Your Company Isn't Slow, Your Work Is Waiting 

Your legal team isn't slow. The work is sitting still. Here is the difference and what to do about it.
Your Company Isn't Slow, Your Work Is Waiting 
Written by:
Felipe Alvarez
Published in:
May 4, 2026

The phrase you hear most often, said with frustration: "Legal is slow."

You almost never hear: "Legal is waiting."

If you actually trace a contract from request to signature, the truth shows up immediately. The lawyer worked on it for two hours total. The contract was in motion for eighteen days.

The legal team isn't slow. The contract spent sixteen of those days sitting still, waiting for someone to reply, approve, send a missing document, or make a decision they kept postponing.

That is not legal being slow. That is the company being slow at everything that surrounds legal.

What waiting looks like

A contract sits with sales, who promised to confirm the pricing schedule but went into a quarterly review cycle. It sits with procurement, who needed to verify vendor onboarding. It sits with finance, who has the authority threshold to approve over a certain amount. It sits with the requester, who needs to come back with information that was never collected at intake.

In each of those handoffs, the contract is doing nothing. The timer is running.

When the deal closes, the only person anyone remembers seeing it last is the lawyer who reviewed it. So legal owns the slowness. The wait time is invisible. The legal time is visible.

If this is happening in your company, mapping just one workflow is the fastest way to expose the problem.


Why this happens everywhere

Most legal teams cannot show wait time, because there is no system tracking when a contract leaves them and where it goes. The lawyer marks it as "sent for review" and that is the last data point they have.

When the CEO asks why deals are taking so long to close, the only data anyone can pull is from the CRM, which shows a contract was created on day one and signed on day eighteen. The seventeen days in between are a black box.

Legal gets blamed because legal is the most visible step in the chain.

Wait time is the real problem

If you removed every minute of actual lawyer work from the contract cycle and replaced it with magic, deals would still take fifteen days. The constraint isn't review. It is the hours and days between reviews where nothing happens.

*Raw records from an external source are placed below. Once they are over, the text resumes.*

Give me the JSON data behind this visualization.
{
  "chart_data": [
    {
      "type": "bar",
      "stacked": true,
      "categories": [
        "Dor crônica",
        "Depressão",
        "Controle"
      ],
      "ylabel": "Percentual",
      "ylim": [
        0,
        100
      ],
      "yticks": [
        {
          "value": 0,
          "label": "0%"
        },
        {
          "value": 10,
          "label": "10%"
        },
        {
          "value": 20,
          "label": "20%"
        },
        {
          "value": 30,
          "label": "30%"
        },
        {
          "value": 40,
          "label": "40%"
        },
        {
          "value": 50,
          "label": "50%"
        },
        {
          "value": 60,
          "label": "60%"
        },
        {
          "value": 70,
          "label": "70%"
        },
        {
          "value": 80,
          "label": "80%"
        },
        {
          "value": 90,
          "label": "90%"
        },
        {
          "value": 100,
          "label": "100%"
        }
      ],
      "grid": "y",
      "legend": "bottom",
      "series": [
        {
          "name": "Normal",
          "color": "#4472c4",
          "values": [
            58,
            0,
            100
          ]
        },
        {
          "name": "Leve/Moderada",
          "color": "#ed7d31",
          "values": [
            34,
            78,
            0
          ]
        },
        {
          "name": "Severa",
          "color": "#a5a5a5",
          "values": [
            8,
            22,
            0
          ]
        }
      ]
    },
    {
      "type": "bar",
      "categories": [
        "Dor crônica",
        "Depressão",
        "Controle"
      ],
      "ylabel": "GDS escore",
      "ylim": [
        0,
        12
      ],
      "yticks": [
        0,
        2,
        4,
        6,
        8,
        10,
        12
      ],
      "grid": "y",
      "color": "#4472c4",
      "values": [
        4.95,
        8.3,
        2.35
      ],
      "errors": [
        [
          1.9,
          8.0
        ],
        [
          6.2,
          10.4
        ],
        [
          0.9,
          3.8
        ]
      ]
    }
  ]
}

Speed is not a function of how fast lawyers work. It is a function of how few moments of stillness exist between steps.

A workflow that closes those gaps cuts cycle time more than any contract management software ever will. Not because the work moved faster. Because the work stopped waiting.

Closing thought

Before assuming legal needs more headcount or better tools, look at the timestamps. Look at when work entered each step and when it left. The gaps are where the time goes.

Once you see them, they become impossible to ignore. Once you start closing them, the company stops feeling slow, even though no one started working any harder.